Lake ajusta sa nouvelle vision et repéra sans mal l’oiseau venant de la direction dans laquelle ils se rendaient. Il lui répondit avec assurance :
- Faucon sacre, male volant à cent-vingt kilomètres-heures, cinquante centimètres, sept-cent trente grammes, brun et blanc, portant un message à la patte gauche.
- Quelle couleur le message ?
- Jaune.
Charlotte arracha sans ménagement un drôle de végétal en forme de crayon troué. Elle le porta à ses lèvres et siffla doucement. Une mélodie étrange en sorti, un sifflet joyeux contrastant avec l’humeur maussade de la plaine.
Le faucon fondit sur Charlotte à la vitesse hallucinante de trois-cents – douze kilomètres-heures. Comment une telle vitesse pouvait-elle émerger d’un être fait de chair ? Cette réflexion soutira un rictus à Charlotte qui leva majestueusement son avant-bras à la rencontre de l’oiseau. Lake crut qu’il s’écraserait à cette vitesse mais usant le vent, la bête blanche tachetée de brun se posa délicatement sur le perchoir offert par le gant en cuir de Charlotte. Lake vit Charlotte sourire pour la première fois depuis quinze jours. Elle gratta la bête sous le bec et s’empara du message doré. A la surprise de Lake, elle le lui tendit.
- Qu’est-ce que ça dit ?
Lake brisa rapidement un sceau noir pendant que Charlotte donnait des morceaux de viande séchée à l’animal. Lake analysa tout avant de communiquer le message à sa Lame : la calligraphie, la taille, le type de papier et d’encre. Surement parce que son cerveau maintenant habitué à tout comprendre très vite se sentait frustrait de ne pas pouvoir extirper du sens de ces lettres inconnues.

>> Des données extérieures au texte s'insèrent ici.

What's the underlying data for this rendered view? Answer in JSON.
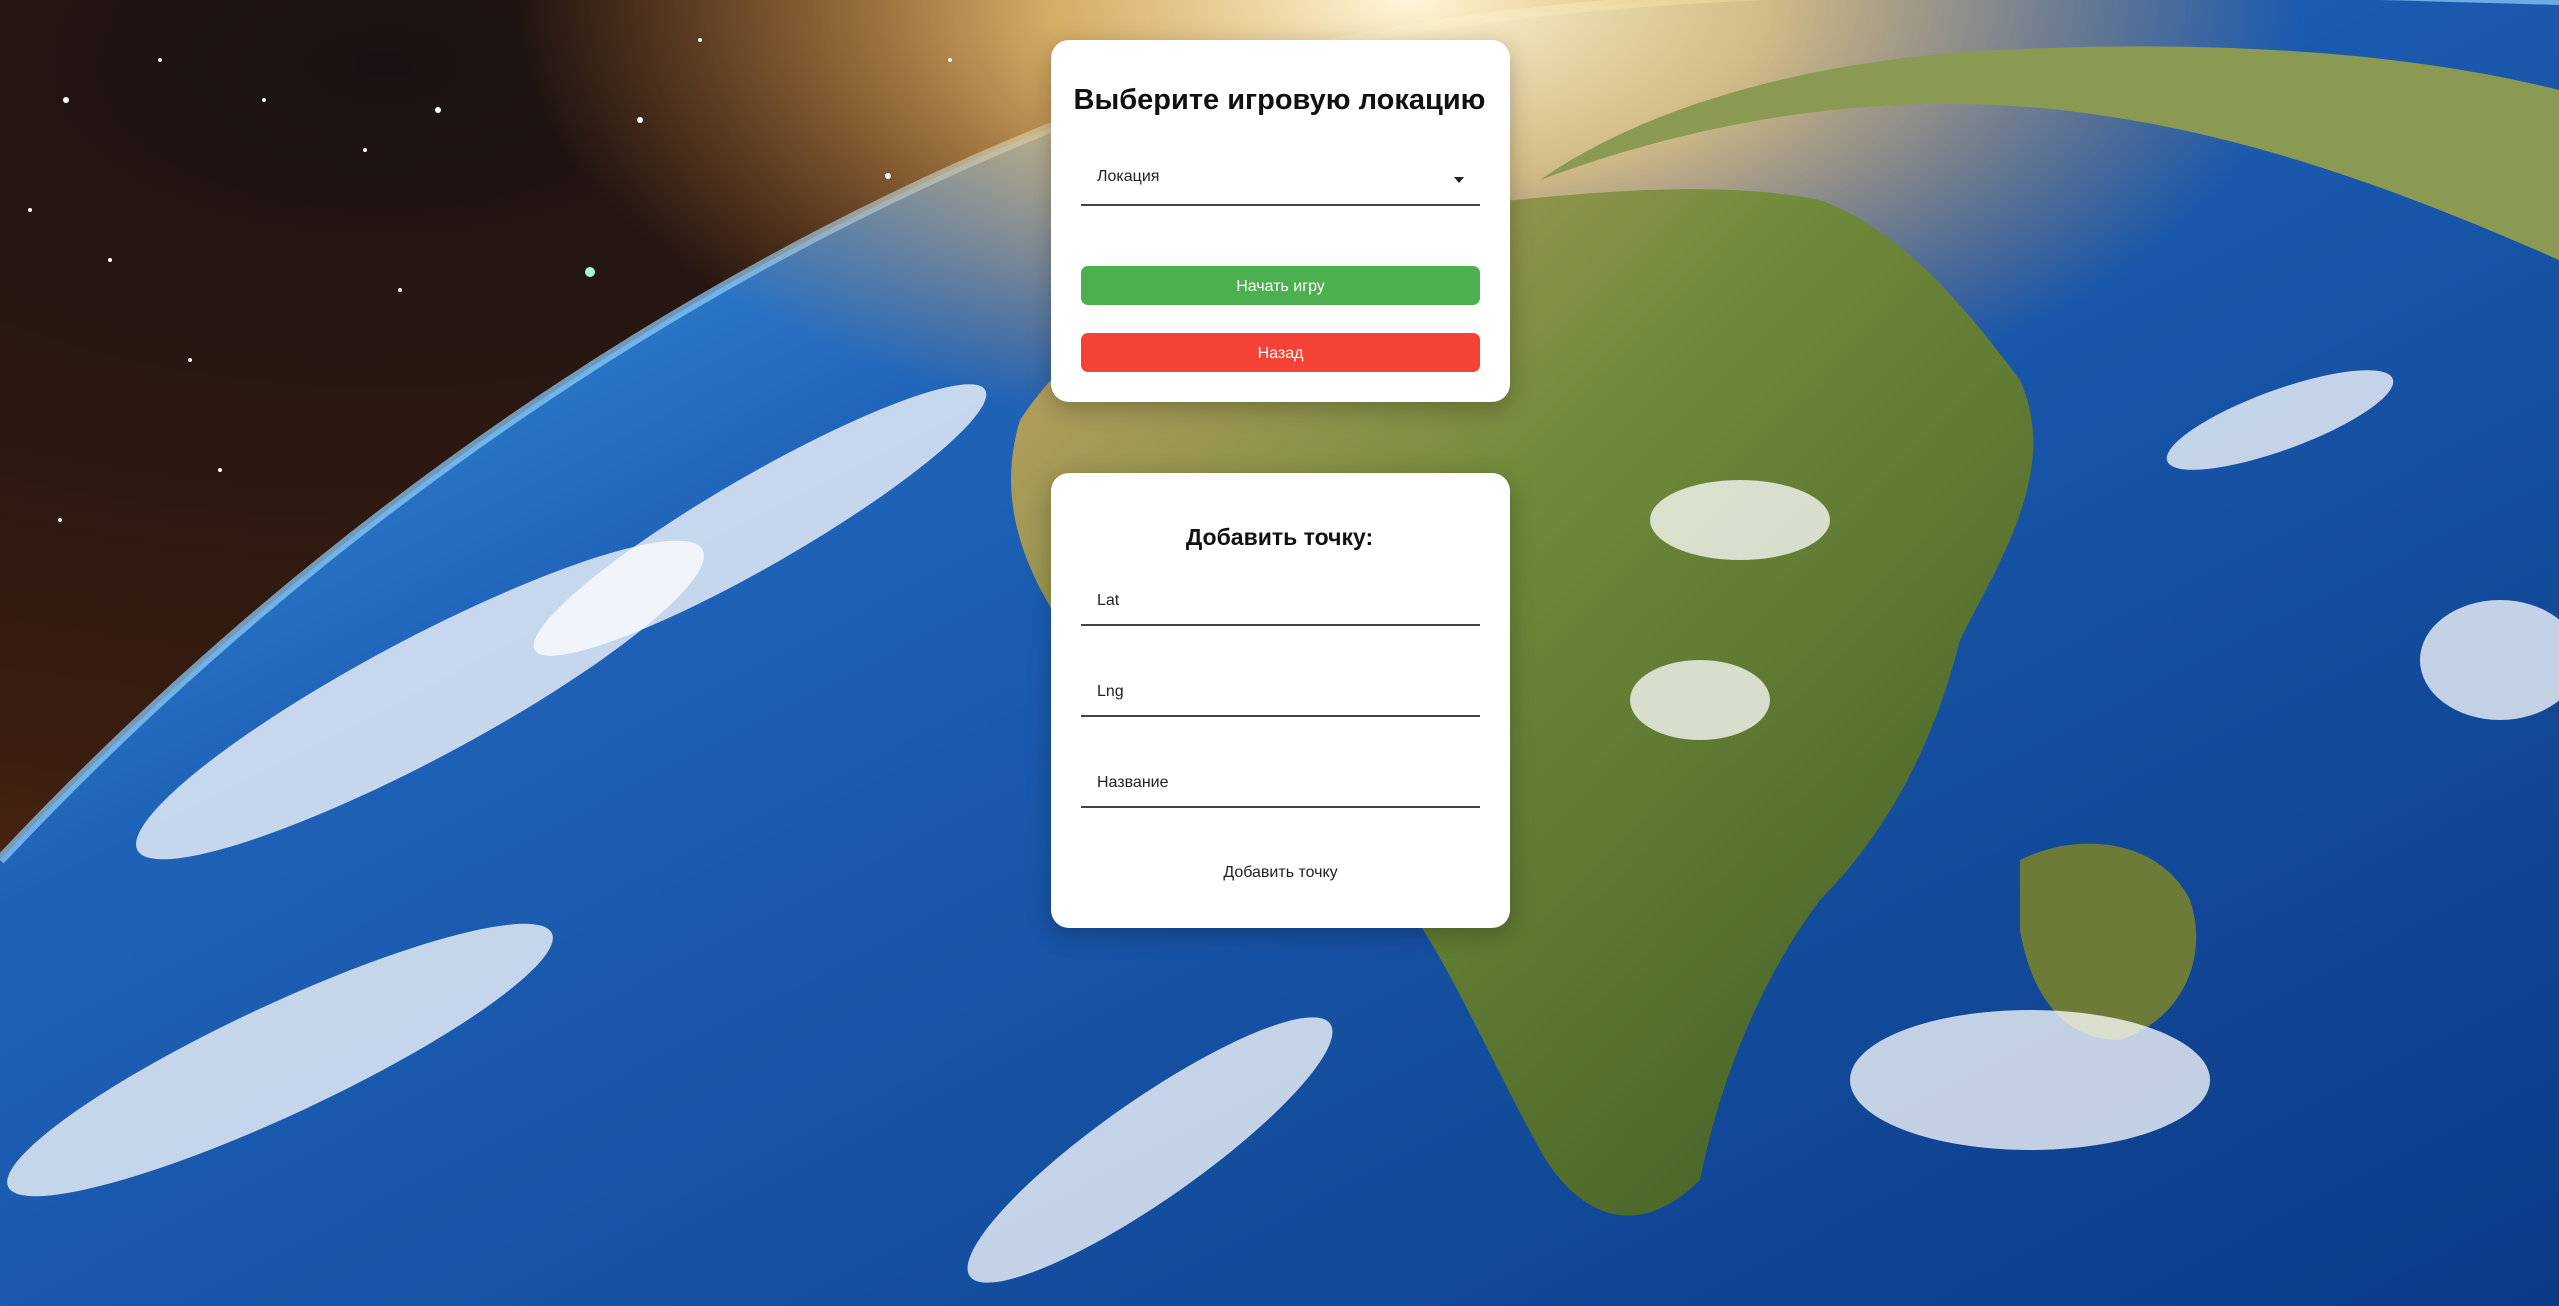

- Je ne comprends pas cette langue.
Charlotte ne leva même pas les yeux au ciel.
- Tends ton bras.
Comprenant immédiatement ce qu’elle avait en tête, il recula.
- Non, non, je ne porterai pas l’oiseau.
- Pourquoi ?
- Je ne le sens pas.
La jeune fille le dévisagea avec incrédulité puis émit un rire cristallin.
- Sérieusement ?
- Sérieusement.
- Je dois leur répondre, je ne peux pas encore le relâcher. Tu me prêterais ton corps ?
Lake s’étrangla à moitié :
- Quoi ?!?
- Il faudra que je te trouve un précepteur tu ne connais vraiment rien au Cristax.
Il la coupa :
- Tu n’as qu’à m’apprendre.
- Non je ne crois pas, ce n’est pas mon rôle. Je pourrai faire ça mal.
- Pourquoi ?
- C’est compliqué, tu demanderas à ton précepteur. Pour le corps il s’agit d’un échange spatial standard mais tu te déplaces sur une courte portée et dans le corps de ta lame.
- Je ne comprends rien de ce que tu dis.
- Je vais dans ton corps et toi dans le mien. Dans mon corps tu ne craindras pas l’oiseau, j’ai grandi avec des animaux depuis toute petite mon corps est habitué.
Lake mit bien une demie seconde à enregistrer l’information. Il répondit d’un ton sans appel :
- Non ça c’est clair que non.
- Ok alors mets ta main sur mon épaule on va essayer autre chose.
Il s’approcha de Charlotte pour poser sa main sur son épaule. Le faucon sacre émit un cri strident.
- Ola tout va bien c’est un ami tu vois.
Lake croisa le regard meurtrier de l’oiseau tandis que Charlotte lui lissait nonchalamment les plumes. Un frisson parcouru son échine au contact de sa lame. La jeune fille ne réagit pas. Elle se mit à fredonner doucement tandis que sous la paume de Lake une lueur jaunâtre naissait. Son esprit s’éloigna lentement du chant de Charlotte pour se retrouver dans la lumière du Cristax. Il se sentit vaciller légèrement puis sa main se crispa sur le vêtement de Charlotte. L’oiseau cria encore plus fort.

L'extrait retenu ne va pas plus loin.